February 6, 1998
NIGMS convened a workshop on November 24-25, 1997, to provide the Institute with a perspective on the emergence of new conceptual and experimental approaches to the study of complex processes such as genetic circuitry, metabolic regulation, macromolecular assembly, and other such problems at all levels of biological organization. The workshop participants (roster below) provided examples from their own work and that of others and, in discussion, sought to define the common themes, challenges, and requirements of what was provisionally termed "Biological Systems Analysis (BSA)." The participants emphasized that, although there were differing views on approaches to the analysis of complexity in the context of diverse levels of organization in biological systems, a unifying goal could be identified. They suggested several means to achieve this goal.
The goal is to promote the analysis of the design principles and dynamic behaviors of complex biological systems, with the expectation that such an understanding ultimately will impact the treatment of human disorders and disease. If successful, these design principles and dynamic behaviors will be presented in quantitative formats that readily allow testing by both computer modeling and in vivo approaches.
Currently, there are a number of projects, some of which were presented by participants, that merit inclusion as BSA. However, quantitative, integrative treatments of classical molecular biological, genetic, cell biological, and biochemical data are relatively novel, with few experienced investigators. The participants suggested that adoption of these quantitative approaches would require a variety of supporting initiatives. These fall into the broad categories of cross-disciplinary and collaborative research projects, educational efforts, and infrastructure support.
In September 1997, members of the National Advisory General Medical Sciences (NAGMS) Council were informed that staff intended to convene an informal workshop on analyzing complex biological systems. This initiative reflects a growing sense among some researchers that investigators are encountering significant new challenges that may go beyond traditional--and even very recently developed--biomedical research approaches. Thus, to continue making progress, investigators may well need fundamentally new strategies, approaches, and tools to identify and understand the design principles and dynamics of complex biological processes.
The workshop convened on November 24-25, 1997, at the National Institutes of Health in Bethesda, MD. Participants included researchers with specialties such as genetics, biochemistry, physiology, the neurosciences, and medicine. Some participants were trained in non-biological disciplines such as mathematics, physics, and engineering, with experience in the analysis of complex systems. One workshop participant, Dr. Susan Henry, who is an NAGMS Council member, was asked to deliver the workshop's recommendations to other members of the Council during its January 1998 meeting.
Defining the Challenge
During the past decade, biomedical researchers have been amassing an enormous volume of valuable data across a wide spectrum of the biological world. This information ranges from detailed molecular descriptions of multicomponent protein systems, including important enzyme-substrate and receptor-ligand complexes, to genomic DNA sequence information for more than a dozen microorganisms as well as extensive DNA sequence information for other microorganisms, plants, and animals. On another level, biologists are also learning a great deal about essential subcellular structures, such as the mitotic apparatus for separating chromosomes and organelles that are responsible for cellular locomotion, and about the way genetically specified programs operate during differentiation and development of specialized cells, tissues, and organs.
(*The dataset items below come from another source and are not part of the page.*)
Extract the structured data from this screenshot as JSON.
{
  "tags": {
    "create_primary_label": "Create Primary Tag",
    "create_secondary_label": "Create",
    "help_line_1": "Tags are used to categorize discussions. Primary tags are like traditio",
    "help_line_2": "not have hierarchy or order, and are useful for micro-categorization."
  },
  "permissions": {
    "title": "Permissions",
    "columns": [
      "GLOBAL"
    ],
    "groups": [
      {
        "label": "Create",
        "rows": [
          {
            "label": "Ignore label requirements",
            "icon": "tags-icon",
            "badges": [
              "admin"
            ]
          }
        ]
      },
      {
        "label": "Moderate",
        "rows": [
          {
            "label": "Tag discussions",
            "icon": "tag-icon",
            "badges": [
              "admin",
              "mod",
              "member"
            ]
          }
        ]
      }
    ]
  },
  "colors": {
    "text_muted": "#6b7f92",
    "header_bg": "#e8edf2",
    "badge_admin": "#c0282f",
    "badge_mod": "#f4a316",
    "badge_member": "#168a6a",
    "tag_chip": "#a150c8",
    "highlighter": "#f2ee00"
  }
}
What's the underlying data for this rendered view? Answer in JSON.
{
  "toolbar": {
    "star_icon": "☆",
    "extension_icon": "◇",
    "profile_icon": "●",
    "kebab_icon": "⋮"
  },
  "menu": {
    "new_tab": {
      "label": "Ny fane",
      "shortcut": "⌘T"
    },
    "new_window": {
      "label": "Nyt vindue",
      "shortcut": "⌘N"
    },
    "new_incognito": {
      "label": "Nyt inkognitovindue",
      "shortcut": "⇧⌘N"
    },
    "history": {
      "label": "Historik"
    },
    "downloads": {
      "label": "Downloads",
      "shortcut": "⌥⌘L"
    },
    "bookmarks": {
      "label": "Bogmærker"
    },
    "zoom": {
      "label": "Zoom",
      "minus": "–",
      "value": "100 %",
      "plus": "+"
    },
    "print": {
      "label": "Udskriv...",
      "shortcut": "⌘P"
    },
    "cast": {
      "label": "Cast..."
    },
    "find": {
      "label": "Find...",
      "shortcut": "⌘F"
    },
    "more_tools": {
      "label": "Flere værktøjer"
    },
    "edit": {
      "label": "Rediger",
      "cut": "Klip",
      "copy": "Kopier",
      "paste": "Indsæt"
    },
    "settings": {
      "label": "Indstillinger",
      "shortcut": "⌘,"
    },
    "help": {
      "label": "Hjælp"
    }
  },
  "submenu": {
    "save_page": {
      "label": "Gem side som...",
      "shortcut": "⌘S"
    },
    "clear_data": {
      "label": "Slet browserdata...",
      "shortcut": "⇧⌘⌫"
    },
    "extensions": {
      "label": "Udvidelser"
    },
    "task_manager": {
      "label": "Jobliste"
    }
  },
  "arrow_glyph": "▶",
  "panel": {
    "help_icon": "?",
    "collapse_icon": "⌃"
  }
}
Nearly all these efforts reflect a reductive, analytic approach to investigating important biological questions. Typically this approach entails careful, often intensive experiment-based scrutiny of a very limited number of components in a biological system, model building and hypothesis development based on those empiric observations, and further experimenting to test elements of those hypotheses.
Reflecting the value in following this approach, biomedical researchers from a range of disciplines typically have deliberately restricted their analyses to well-defined systems with relatively few components. However, more recently, that expressly narrow approach is being complemented by broader, more comprehensive efforts. In particular, expanded programs to use genomic DNA sequences to identify genes and their regulatory sequences, and predict the structure and even the function of their coded proteins, will provide a phenomenal volume of valuable new data about an organism's entire genetic complement.
Equally important, however, these efforts to analyze genomic DNA sequences as well as other large-scale analytical efforts pose an immense challenge to those trying to understand fully what this information means for biology. Thus, useful though it may be, a complete listing of an organism's genetic and structural components is not adequate to describe or explain, much less predict the behavior of, that organism's many complex and varied functions. Many of these functions may result from stochastic rather than fully programmed interactions of genetically specified products. The behavior of the whole may not be inferable from the collective description of individual parts. Much is to be learned regarding how seemingly unrelated molecular events can influence the development of a complex phenotype.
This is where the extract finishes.